Entering nslookup at a command prompt will produce the name and IP address of the default name server (the one identified in the network TCP/IP configuration for the local computer). If entering the command does not produce this information, this is the first sign of a problem. After a successful return, a caret ">" prompt allows entry of other requests. A good check is to use the ls command to list specific types of records on the server. Use the /t switch to limit the record type. Entering ls t a Chicago.local will list the host records for the Chicago.local domain. If the command does not return the expected results, further examination should be done to determine and then fix the problem.

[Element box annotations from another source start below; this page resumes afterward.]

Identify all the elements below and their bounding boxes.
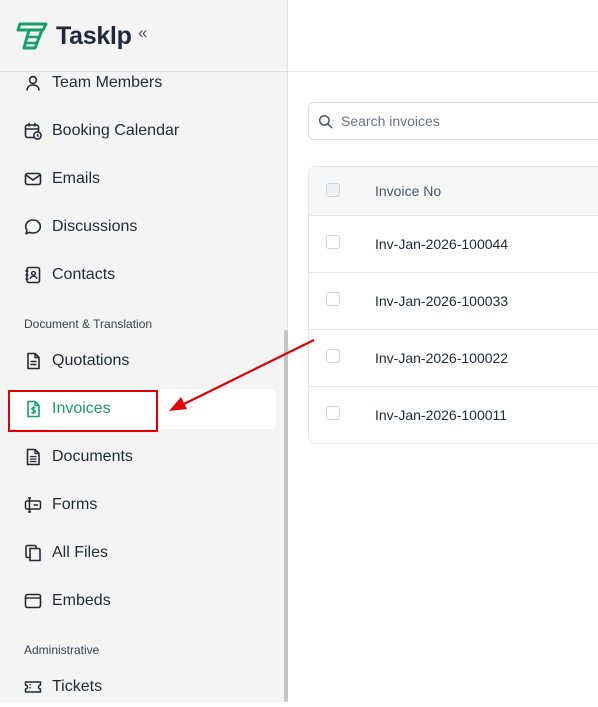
embed-window-icon bbox=[24, 593, 42, 609]
sidebar-item-label: Discussions bbox=[52, 218, 138, 235]
user-icon bbox=[26, 75, 40, 91]
collapse-sidebar-button[interactable]: « bbox=[138, 23, 147, 43]
section-title-administrative: Administrative bbox=[24, 643, 100, 657]
sidebar-item-label: All Files bbox=[52, 544, 109, 561]
logo-bar: Tasklp « bbox=[0, 0, 288, 72]
sidebar-item-quotations[interactable]: Quotations bbox=[8, 341, 276, 381]
sidebar-item-discussions[interactable]: Discussions bbox=[8, 207, 276, 247]
sidebar-item-label: Team Members bbox=[52, 74, 163, 91]
search-input[interactable] bbox=[341, 111, 591, 131]
app-name: Tasklp bbox=[56, 22, 132, 50]
calendar-clock-icon bbox=[24, 123, 42, 140]
sidebar-item-label: Contacts bbox=[52, 266, 116, 283]
select-all-checkbox[interactable] bbox=[326, 183, 340, 197]
sidebar-item-documents[interactable]: Documents bbox=[8, 437, 276, 477]
sidebar-item-label: Embeds bbox=[52, 592, 111, 609]
tasklp-logo-icon bbox=[16, 22, 48, 50]
sidebar-item-label: Documents bbox=[52, 448, 133, 465]
row-checkbox[interactable] bbox=[326, 349, 340, 363]
sidebar: Tasklp « Team Members Booking Calendar E… bbox=[0, 0, 288, 702]
table-row[interactable]: Inv-Jan-2026-100011 bbox=[309, 387, 598, 443]
sidebar-item-forms[interactable]: Forms bbox=[8, 485, 276, 525]
invoice-number-cell[interactable]: Inv-Jan-2026-100033 bbox=[375, 273, 508, 329]
sidebar-item-label: Booking Calendar bbox=[52, 122, 180, 139]
document-lines-icon bbox=[26, 448, 40, 466]
search-box[interactable] bbox=[308, 102, 598, 140]
contact-book-icon bbox=[25, 266, 41, 284]
table-row[interactable]: Inv-Jan-2026-100044 bbox=[309, 216, 598, 273]
invoice-number-cell[interactable]: Inv-Jan-2026-100011 bbox=[375, 387, 507, 443]
table-row[interactable]: Inv-Jan-2026-100033 bbox=[309, 273, 598, 330]
document-icon bbox=[27, 352, 40, 370]
sidebar-item-emails[interactable]: Emails bbox=[8, 159, 276, 199]
invoices-table: Invoice No Inv-Jan-2026-100044 Inv-Jan-2… bbox=[308, 166, 598, 444]
header-divider bbox=[288, 71, 598, 72]
search-icon bbox=[318, 114, 333, 129]
row-checkbox[interactable] bbox=[326, 235, 340, 249]
sidebar-scrollbar[interactable] bbox=[284, 330, 288, 702]
table-row[interactable]: Inv-Jan-2026-100022 bbox=[309, 330, 598, 387]
row-checkbox[interactable] bbox=[326, 406, 340, 420]
mail-icon bbox=[24, 172, 42, 186]
table-header: Invoice No bbox=[309, 167, 598, 216]
section-title-document-translation: Document & Translation bbox=[24, 317, 153, 331]
sidebar-item-tickets[interactable]: Tickets bbox=[8, 667, 276, 707]
sidebar-item-contacts[interactable]: Contacts bbox=[8, 255, 276, 295]
chat-bubble-icon bbox=[24, 219, 42, 235]
sidebar-item-all-files[interactable]: All Files bbox=[8, 533, 276, 573]
sidebar-item-label: Quotations bbox=[52, 352, 130, 369]
invoice-number-cell[interactable]: Inv-Jan-2026-100022 bbox=[375, 330, 508, 386]
sidebar-item-label: Forms bbox=[52, 496, 98, 513]
files-copy-icon bbox=[25, 544, 41, 562]
ticket-icon bbox=[24, 681, 42, 693]
sidebar-item-team-members[interactable]: Team Members bbox=[8, 63, 276, 103]
column-header-invoice-no[interactable]: Invoice No bbox=[375, 167, 441, 216]
form-field-icon bbox=[24, 497, 42, 513]
invoice-number-cell[interactable]: Inv-Jan-2026-100044 bbox=[375, 216, 508, 272]
row-checkbox[interactable] bbox=[326, 292, 340, 306]
highlight-box bbox=[8, 390, 158, 432]
sidebar-item-label: Tickets bbox=[52, 678, 103, 695]
sidebar-item-embeds[interactable]: Embeds bbox=[8, 581, 276, 621]
sidebar-item-booking-calendar[interactable]: Booking Calendar bbox=[8, 111, 276, 151]
sidebar-item-label: Emails bbox=[52, 170, 101, 187]
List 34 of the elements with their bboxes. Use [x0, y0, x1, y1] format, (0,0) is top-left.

If the servers that can obtain a zone transfer from the DNS server are restricted, make sure to issue the ls command from one of the servers identified as allowed to request and receive a zone transfer. Ls works by doing a zone transfer. Allowing zone transfer by only a limited number of servers is a sound security practice. Information about the records in your DNS server should be restricted.

Examine Event Viewer Records

Check the DNS event log for DNS errors. Any DNS error can mean potential trouble for Group Policy because the error may mean interference with the logon process. Some of the errors that should be resolved are listed in Table 9-4, but this is not meant to be an exhaustive list. Two warnings are also frequently seen. Warning 2630 will be recorded when there are multiple namespaces as the result of a multihomed DNS server for which the DNS server has not been correctly configured. An interface on which DNS should listen must be established in the DNS properties. Warning 414 indicates that there is no DNS domain name for the host. This often is registered when a server is being dcpromoed and DNS is being installed at the same time. If the DNS name is not preconfigured before the dcpromo, the warning is recorded, but later the DNS name is configured and recorded for the host automatically. If this is the reason for the warning, then it can safely be ignored.